Captain Westcott told one of the guards to get some water. When the policeman returned with two bottles of water, the prisoner was stretched out on the floor, face up, with one guard holding his feet and another on each of his arms. The guard with the water tipped the Arab's head back and began to pour water down his nose. The man thrashed and gagged, and then retched. He was literally drowning. Wetcott told the men to stop. The guards pulled the man to his feet. He nodded his head when the Captain asked if he was ready to confess.

The story has all the chilling detachment of its abstract: "The policy of violence for violence is demonstrated...."

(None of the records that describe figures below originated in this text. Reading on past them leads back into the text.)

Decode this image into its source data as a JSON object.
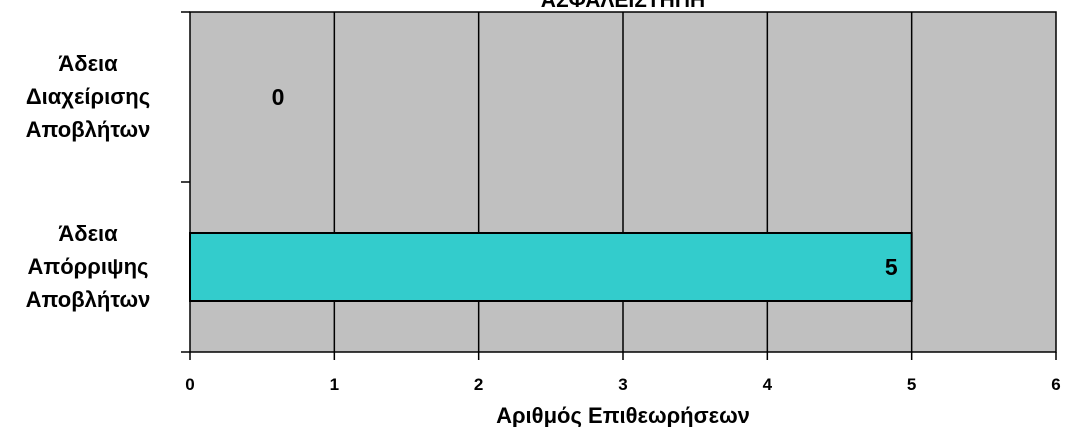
{
  "chart_data": {
    "type": "bar",
    "orientation": "horizontal",
    "title": "ΆΣΦΑΛΕΙΣΤΗΠΗ",
    "xlabel": "Αριθμός Επιθεωρήσεων",
    "ylabel": "",
    "xlim": [
      0,
      6
    ],
    "x_ticks": [
      "0",
      "1",
      "2",
      "3",
      "4",
      "5",
      "6"
    ],
    "grid": true,
    "categories": [
      [
        "Άδεια",
        "Διαχείρισης",
        "Αποβλήτων"
      ],
      [
        "Άδεια",
        "Απόρριψης",
        "Αποβλήτων"
      ]
    ],
    "values": [
      0,
      5
    ],
    "data_labels": [
      "0",
      "5"
    ],
    "colors": {
      "plot_background": "#c0c0c0",
      "bar_fill": "#33cccc",
      "bar_stroke": "#000000",
      "gridline": "#000000"
    }
  }
}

Who was James Maxwell? "Police Duty" and other New Yorker pieces (categorized Fiction) of his were collected in I Never Saw An Arab Like Him, published in 1948. He seems to have been a counterintelligence officer in the Middle East during World War II.

I haven't found much about Maxwell or his book outside pay archives containing initial reviews of it. Commentary ran a review by Anatole Broyard; the free snippet on its site seems to herald a takedown:

As the land of technical genius, America has perfected millions of pleasure-giving, work-saving devices—smooth-riding cars, static-free radios, automatic washing machines, and so on indefinitely. It seems only natural then that Americans should have perfected a style of writing compatible with these mechanical conveniences—a style also mechanical, smooth, without static, full of devices, laundered of all distressing odors and smudges, etc.

Anybody know more about this Maxwell character? (Not to be confused with editor William Maxwell, of course.)

Comments

The report from the Nuremberg trials on page 80 of the same issue of The New Yorker is also worth reading.

Thanks, Jeremy, for the tip. I see that immediately previous and subsequent issues have more installments.